To find the point where the abscissa (x-coordinate) and the ordinate (y-coordinate) change at the same rate, we need to find the point where the derivative of the x-coordinate with respect to time is equal to the derivative of the y-coordinate with respect to time.
Let's start by finding the derivative of the equation of the parabola with respect to x.
y = ax^2 + x + b
Taking the derivative of y with respect to x:
dy/dx = d/dx(ax^2) + d/dx(x) + d/dx(b)
= 2ax + 1 + 0
Now, let's find the derivatives of the x-coordinate (x) and y-coordinate (y) with respect to time (t):
dx/dt = d/dt(x)
dy/dt = d/dt(y)
Since the abscissa and ordinate change at the same rate, we have:
dx/dt = dy/dt
Now, let's differentiate both sides of the equation with respect to t:
d²x/dt² = d²y/dt²
Since the second derivative with respect to t of a variable represents the acceleration of that variable, this means that the abscissa and ordinate have the same acceleration.

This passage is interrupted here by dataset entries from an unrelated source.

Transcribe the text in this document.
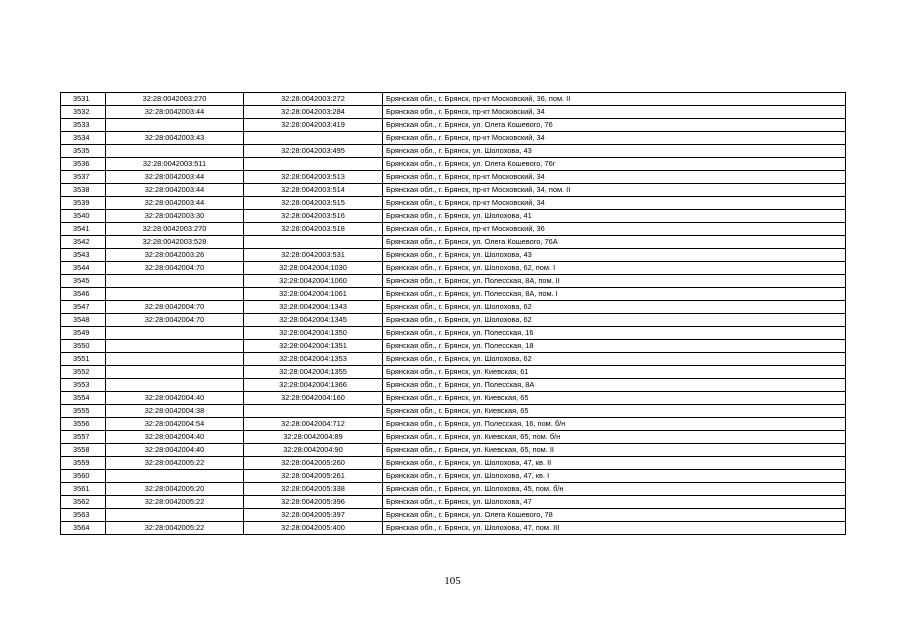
3531	32:28:0042003:270	32:28:0042003:272	Брянская обл., г. Брянск, пр-кт Московский, 36, пом. II
3532	32:28:0042003:44	32:28:0042003:284	Брянская обл., г. Брянск, пр-кт Московский, 34
3533		32:28:0042003:419	Брянская обл., г. Брянск, ул. Олега Кошевого, 76
3534	32:28:0042003:43		Брянская обл., г. Брянск, пр-кт Московский, 34
3535		32:28:0042003:495	Брянская обл., г. Брянск, ул. Шолохова, 43
3536	32:28:0042003:511		Брянская обл., г. Брянск, ул. Олега Кошевого, 76г
3537	32:28:0042003:44	32:28:0042003:513	Брянская обл., г. Брянск, пр-кт Московский, 34
3538	32:28:0042003:44	32:28:0042003:514	Брянская обл., г. Брянск, пр-кт Московский, 34, пом. II
3539	32:28:0042003:44	32:28:0042003:515	Брянская обл., г. Брянск, пр-кт Московский, 34
3540	32:28:0042003:30	32:28:0042003:516	Брянская обл., г. Брянск, ул. Шолохова, 41
3541	32:28:0042003:270	32:28:0042003:518	Брянская обл., г. Брянск, пр-кт Московский, 36
3542	32:28:0042003:528		Брянская обл., г. Брянск, ул. Олега Кошевого, 76А
3543	32:28:0042003:26	32:28:0042003:531	Брянская обл., г. Брянск, ул. Шолохова, 43
3544	32:28:0042004:70	32:28:0042004:1030	Брянская обл., г. Брянск, ул. Шолохова, 62, пом. I
3545		32:28:0042004:1060	Брянская обл., г. Брянск, ул. Полесская, 8А, пом. II
3546		32:28:0042004:1061	Брянская обл., г. Брянск, ул. Полесская, 8А, пом. I
3547	32:28:0042004:70	32:28:0042004:1343	Брянская обл., г. Брянск, ул. Шолохова, 62
3548	32:28:0042004:70	32:28:0042004:1345	Брянская обл., г. Брянск, ул. Шолохова, 62
3549		32:28:0042004:1350	Брянская обл., г. Брянск, ул. Полесская, 16
3550		32:28:0042004:1351	Брянская обл., г. Брянск, ул. Полесская, 18
3551		32:28:0042004:1353	Брянская обл., г. Брянск, ул. Шолохова, 62
3552		32:28:0042004:1355	Брянская обл., г. Брянск, ул. Киевская, 61
3553		32:28:0042004:1366	Брянская обл., г. Брянск, ул. Полесская, 8А
3554	32:28:0042004:40	32:28:0042004:160	Брянская обл., г. Брянск, ул. Киевская, 65
3555	32:28:0042004:38		Брянская обл., г. Брянск, ул. Киевская, 65
3556	32:28:0042004:54	32:28:0042004:712	Брянская обл., г. Брянск, ул. Полесская, 16, пом. б/н
3557	32:28:0042004:40	32:28:0042004:89	Брянская обл., г. Брянск, ул. Киевская, 65, пом. б/н
3558	32:28:0042004:40	32:28:0042004:90	Брянская обл., г. Брянск, ул. Киевская, 65, пом. II
3559	32:28:0042005:22	32:28:0042005:260	Брянская обл., г. Брянск, ул. Шолохова, 47, кв. II
3560		32:28:0042005:261	Брянская обл., г. Брянск, ул. Шолохова, 47, кв. I
3561	32:28:0042005:20	32:28:0042005:338	Брянская обл., г. Брянск, ул. Шолохова, 45, пом. б/н
3562	32:28:0042005:22	32:28:0042005:396	Брянская обл., г. Брянск, ул. Шолохова, 47
3563		32:28:0042005:397	Брянская обл., г. Брянск, ул. Олега Кошевого, 78
3564	32:28:0042005:22	32:28:0042005:400	Брянская обл., г. Брянск, ул. Шолохова, 47, пом. III
105
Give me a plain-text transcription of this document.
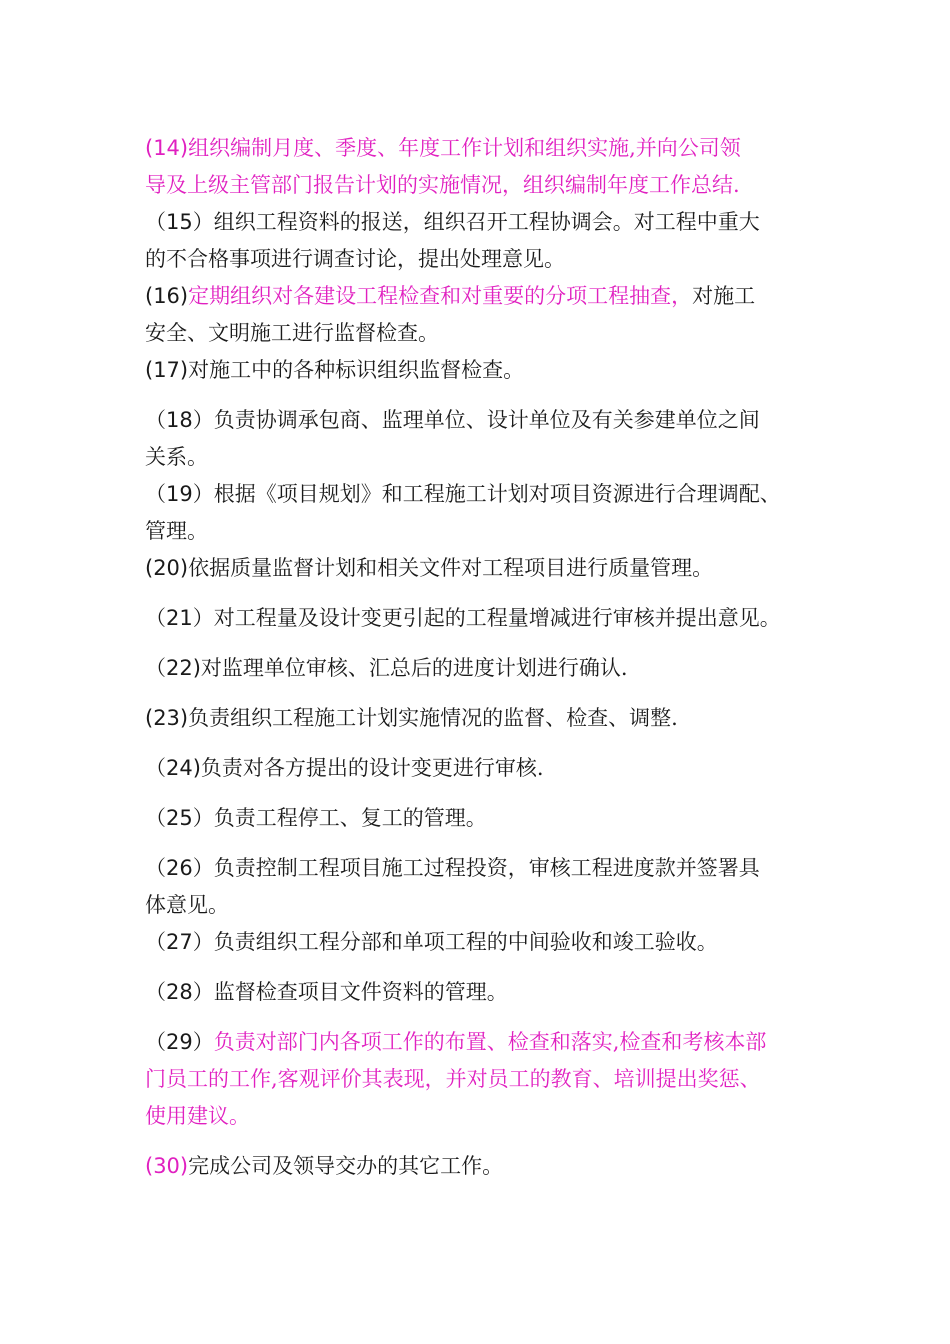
(14)组织编制月度、季度、年度工作计划和组织实施,并向公司领
导及上级主管部门报告计划的实施情况，组织编制年度工作总结.
（15）组织工程资料的报送，组织召开工程协调会。对工程中重大
的不合格事项进行调查讨论，提出处理意见。
(16)定期组织对各建设工程检查和对重要的分项工程抽查，对施工
安全、文明施工进行监督检查。
(17)对施工中的各种标识组织监督检查。
（18）负责协调承包商、监理单位、设计单位及有关参建单位之间
关系。
（19）根据《项目规划》和工程施工计划对项目资源进行合理调配、
管理。
(20)依据质量监督计划和相关文件对工程项目进行质量管理。
（21）对工程量及设计变更引起的工程量增减进行审核并提出意见。
（22)对监理单位审核、汇总后的进度计划进行确认.
(23)负责组织工程施工计划实施情况的监督、检查、调整.
（24)负责对各方提出的设计变更进行审核.
（25）负责工程停工、复工的管理。
（26）负责控制工程项目施工过程投资，审核工程进度款并签署具
体意见。
（27）负责组织工程分部和单项工程的中间验收和竣工验收。
（28）监督检查项目文件资料的管理。
（29）负责对部门内各项工作的布置、检查和落实,检查和考核本部
门员工的工作,客观评价其表现，并对员工的教育、培训提出奖惩、
使用建议。
(30)完成公司及领导交办的其它工作。
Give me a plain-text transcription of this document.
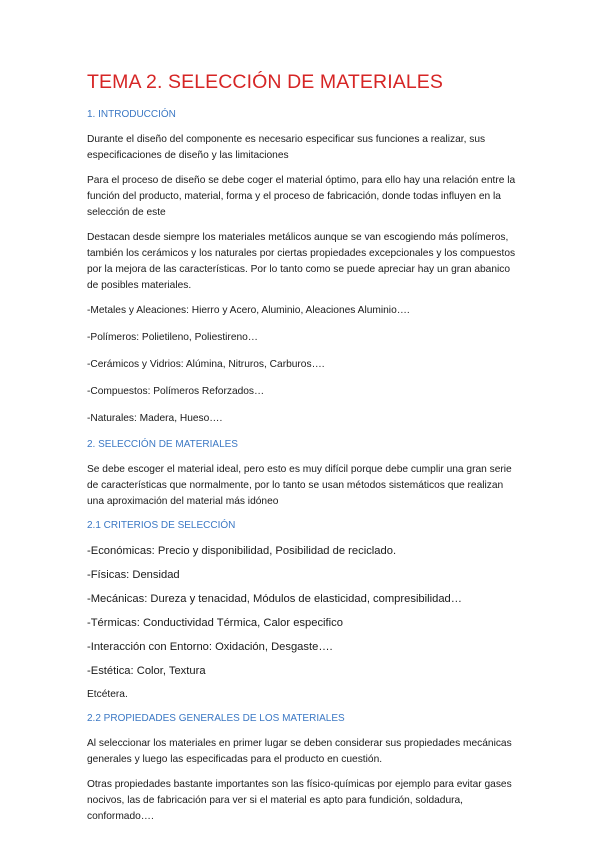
TEMA 2. SELECCIÓN DE MATERIALES
1. INTRODUCCIÓN

Durante el diseño del componente es necesario especificar sus funciones a realizar, sus especificaciones de diseño y las limitaciones

Para el proceso de diseño se debe coger el material óptimo, para ello hay una relación entre la función del producto, material, forma y el proceso de fabricación, donde todas influyen en la selección de este

Destacan desde siempre los materiales metálicos aunque se van escogiendo más polímeros, también los cerámicos y los naturales por ciertas propiedades excepcionales y los compuestos por la mejora de las características. Por lo tanto como se puede apreciar hay un gran abanico de posibles materiales.

-Metales y Aleaciones: Hierro y Acero, Aluminio, Aleaciones Aluminio….

-Polímeros: Polietileno, Poliestireno…

-Cerámicos y Vidrios: Alúmina, Nitruros, Carburos….

-Compuestos: Polímeros Reforzados…

-Naturales: Madera, Hueso….

2. SELECCIÓN DE MATERIALES

Se debe escoger el material ideal, pero esto es muy difícil porque debe cumplir una gran serie de características que normalmente, por lo tanto se usan métodos sistemáticos que realizan una aproximación del material más idóneo

2.1 CRITERIOS DE SELECCIÓN

-Económicas: Precio y disponibilidad, Posibilidad de reciclado.

-Físicas: Densidad

-Mecánicas: Dureza y tenacidad, Módulos de elasticidad, compresibilidad…

-Térmicas: Conductividad Térmica, Calor especifico

-Interacción con Entorno: Oxidación, Desgaste….

-Estética: Color, Textura

Etcétera.

2.2 PROPIEDADES GENERALES DE LOS MATERIALES

Al seleccionar los materiales en primer lugar se deben considerar sus propiedades mecánicas generales y luego las especificadas para el producto en cuestión.

Otras propiedades bastante importantes son las físico-químicas por ejemplo para evitar gases nocivos, las de fabricación para ver si el material es apto para fundición, soldadura, conformado….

To find the point where the abscissa and ordinate change at the same rate, we need to find the root(s) of the second derivative of the equation with respect to x.
d²y/dx² = d/dx(2ax + 1)
= 2a
To find the value of x at which d²y/dx² (or 2a) equals zero, we can set 2a equal to zero and solve for x:
2a = 0
Since 2a must be equal to zero for the abscissa and ordinate to change at the same rate, we can conclude that this condition is only true when a = 0.
Therefore, when a = 0, the abscissa and ordinate change at the same rate for all values of x.
In conclusion, for the given parabola y = ax^2 + x + b, the abscissa and ordinate change at the same rate for all values of x when a = 0.